Health officials have gone to great lengths in Japan to say that so far radiation has not posed any threat to human health; they are probably aware, from research out of Chernobyl, that one of the most lasting health effects following radiation release is to mental health. Radiation–an invisible and uncertain threat–causes stress as well as cellular damage. But knowing that health officials will understandably want to protect against panic and unneeded worry poses another dilemma: can we actually trust them to give us the whole truth? Writing in The Bulletin of Atomic Scientists, Barbara Rose Johnston, an environmental anthropologist at the Center for Political Ecology in Santa Cruz, California, notes how in the initial hours following the tsunami, Tokyo Electrical Power Company reported only minor damage to the plant and, in the following days, government and industry officials said the venting of hydrogen gas posed no threat to health. Obviously, a power outage followed by the destruction of back-up diesel generators is hardly “minor damage.” And regarding the vented hydrogen gas, Johnston writes:
In fact, the hydrogen released is tritium water vapor, a low-level emitter that can be absorbed in a human body through simply breathing, or by drinking contaminated water. Tritium decays by beta emission and has a radioactive half-life of about 12.3 years. As it undergoes radioactive decay, this isotope emits a very low-energy beta particle and transforms to stable, nonradioactive helium. Once tritium enters the body, it disperses quickly, is uniformly distributed, and is excreted through urine within a month or so after ingestion. It produces a low-level exposure and may result in toxic effects to the kidney. As with all ionizing radiation, exposure to tritium increases the risk of developing cancer.

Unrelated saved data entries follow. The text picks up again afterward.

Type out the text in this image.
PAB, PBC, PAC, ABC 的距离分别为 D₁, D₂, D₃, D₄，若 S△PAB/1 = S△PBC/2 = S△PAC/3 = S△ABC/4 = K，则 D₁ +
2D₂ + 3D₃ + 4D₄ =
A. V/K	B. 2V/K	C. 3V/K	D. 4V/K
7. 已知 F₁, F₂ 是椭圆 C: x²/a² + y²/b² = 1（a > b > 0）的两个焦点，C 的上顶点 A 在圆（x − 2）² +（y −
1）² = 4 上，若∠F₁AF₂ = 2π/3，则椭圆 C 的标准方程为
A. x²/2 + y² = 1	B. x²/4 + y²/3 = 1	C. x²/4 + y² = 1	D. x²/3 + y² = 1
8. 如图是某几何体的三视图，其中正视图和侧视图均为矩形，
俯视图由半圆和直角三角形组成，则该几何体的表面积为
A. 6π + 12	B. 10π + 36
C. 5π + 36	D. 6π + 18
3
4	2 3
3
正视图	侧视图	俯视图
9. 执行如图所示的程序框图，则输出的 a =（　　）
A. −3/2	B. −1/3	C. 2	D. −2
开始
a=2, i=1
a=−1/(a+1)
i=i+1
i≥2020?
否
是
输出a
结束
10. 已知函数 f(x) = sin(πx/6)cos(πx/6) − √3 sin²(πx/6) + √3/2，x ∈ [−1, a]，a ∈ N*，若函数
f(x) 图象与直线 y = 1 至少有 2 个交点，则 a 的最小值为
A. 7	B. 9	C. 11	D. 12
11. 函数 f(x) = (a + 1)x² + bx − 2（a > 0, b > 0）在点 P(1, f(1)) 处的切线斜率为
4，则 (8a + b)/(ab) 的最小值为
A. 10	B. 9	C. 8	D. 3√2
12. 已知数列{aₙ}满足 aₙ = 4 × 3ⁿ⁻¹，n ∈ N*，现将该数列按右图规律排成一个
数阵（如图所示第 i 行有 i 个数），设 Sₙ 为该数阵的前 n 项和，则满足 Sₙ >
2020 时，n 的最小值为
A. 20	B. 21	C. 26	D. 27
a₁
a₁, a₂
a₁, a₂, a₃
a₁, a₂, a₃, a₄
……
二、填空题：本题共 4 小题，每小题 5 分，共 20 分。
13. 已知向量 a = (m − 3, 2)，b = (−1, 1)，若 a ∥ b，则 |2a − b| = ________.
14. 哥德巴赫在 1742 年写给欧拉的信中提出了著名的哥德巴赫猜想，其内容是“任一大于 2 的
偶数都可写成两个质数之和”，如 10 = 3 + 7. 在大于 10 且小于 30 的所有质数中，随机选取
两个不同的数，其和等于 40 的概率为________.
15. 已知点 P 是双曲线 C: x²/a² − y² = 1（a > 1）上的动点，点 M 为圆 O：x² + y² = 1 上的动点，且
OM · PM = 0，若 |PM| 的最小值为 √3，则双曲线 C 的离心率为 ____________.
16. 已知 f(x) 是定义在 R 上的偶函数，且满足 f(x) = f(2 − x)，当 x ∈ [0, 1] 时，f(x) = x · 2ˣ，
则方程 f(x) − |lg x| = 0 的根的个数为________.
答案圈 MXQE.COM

So, then, why no mention of tritium in the government or industry statements? Relatively speaking, the health effects of a low-level emitter like tritium are minor when compared to the other radiogenic and toxic hazards in this nuclear catastrophe. Such omission is a standard industry practice, designed to reassure the public that the normal operating procedures of a nuclear power plant represent no significant threat to human health.
In the U.S., the Nuclear Regulatory Commission is the industry watchdog, and is tasked with preventing such shenanigans. But as the Union of Concerned Scientists reported this week, the NRC isn’t always up to the task of keeping nuclear operators in line. The entire safety system surrounding nuclear power will likely come under review in the wake of Fukushima.
In the short-term, the NRC announced on Monday that it will undertake a 90-day review of the country’s 104 nuclear reactors. It will look at the U.S.’s nuclear industry’s ability to cope with severe accidents such as loss of power, flooding, and natural disasters. That will allow NRC officials to look for any gaping holes in security practices. But as the full cause of the Fukushima catastrophe won’t be known for some time, a more comprehensive review, as ordered up by Obama last week, will follow the 90-day spot check.
“The idea is to just get a quick snapshot of the regulatory response and the condition of the U.S. fleet based on whatever information we have available,” Borchardt said, according to Reuters.